Fears of an uprising have continued to mount, more than a week after a new round of violence erupted around Jerusalem. Leaders at the center of the conflict have begun to fire accusations at each other.
Violent incidents between Israelis and Palestinians continued unabated on Monday, as concern grew among leaders in the region that the situation was spiraling out of control.
At least three more stabbing attacks directed at Israelis were reported on Monday. In the first incident, a Palestinian man attempted to stab a police officer near the Old City in eastern Jerusalem but was shot dead before he could injure his target.
In the second incident, a Palestinian woman stabbed another police officer, injuring him, before being shot and wounded. In the third incident, two Israeli teenagers were wounded by a pair of knife-wielding Palestinians.

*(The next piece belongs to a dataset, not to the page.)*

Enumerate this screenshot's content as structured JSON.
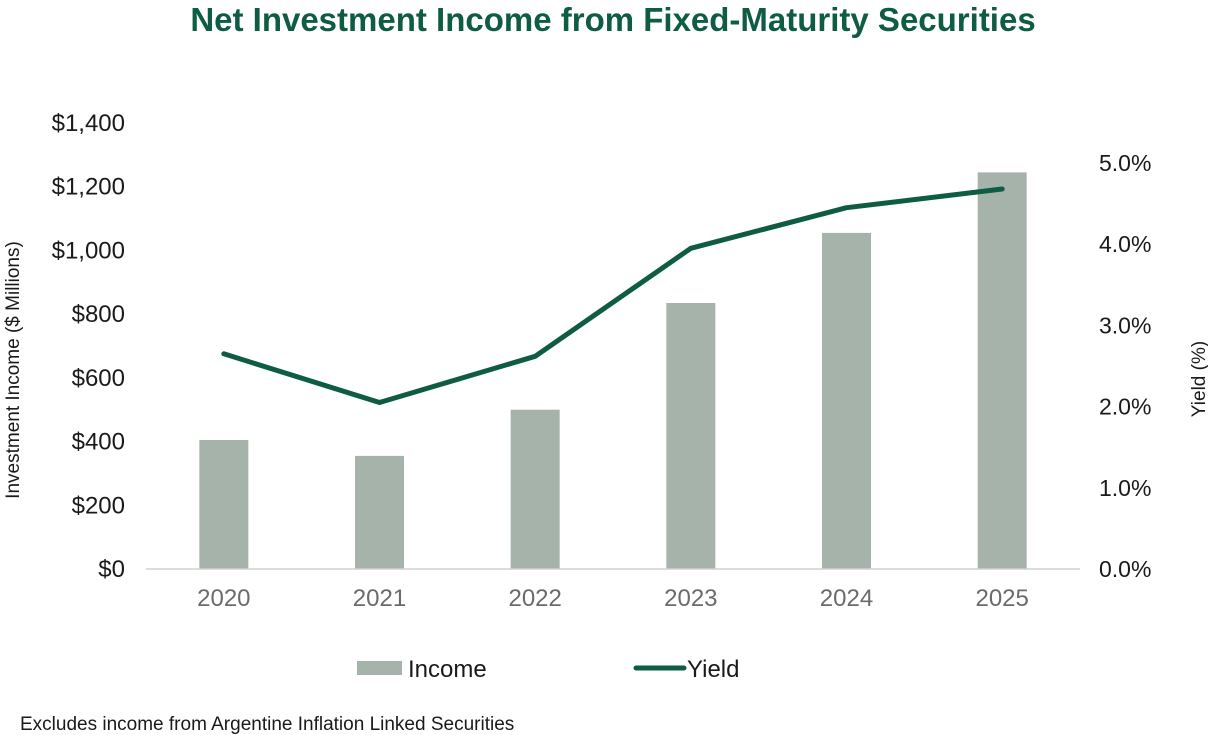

Palestinian foreign minister Riad al-Malki told the AFP news agency that Israeli Prime Minister Benjamin Netanayhu wanted "to instigate a third intifada" - or Palestinian uprising - and had violated "the status quo" regarding East Jerusalem's al-Aqsa compound.
Known to the Jews as the Temple Mount, the site has been at the center of the recent violence after a series of clashes between protestors and Israeli authorities.
Netanyahu has repeatedly denied such claims. Speaking to Parliament on Monday, he emphasized that the wave of knife stabbings targeting Jews was an effort to terrorize Israelis.
'Terror does not pay'
The violence escalated on October 1, when an Israeli settler couple was shot dead in the West Bank. That was followed by a spate of knife attacks against both Israelis and Palestinians, and increasingly violent protests around Gaza, which led the Netanyahu administration to ramp up its security forces in the West Bank and on the border with Gaza. On Sunday, Israel launched an airstrike on Gaza after Hamas fired rockets into Israel.
At least 25 Palestinians have been killed and more than 100 wounded in the unrest that has spilled across the country. Meanwhile, there have been at least 18 instances of knife attacks targeting Jews since the first incident, according to the AFP.
Netanyahu said he sees no "magic solution" to the conflict, while insisting he will defeat those forces responsible for the carnage.
"We will prove that terror does not pay and we will defeat it," he said.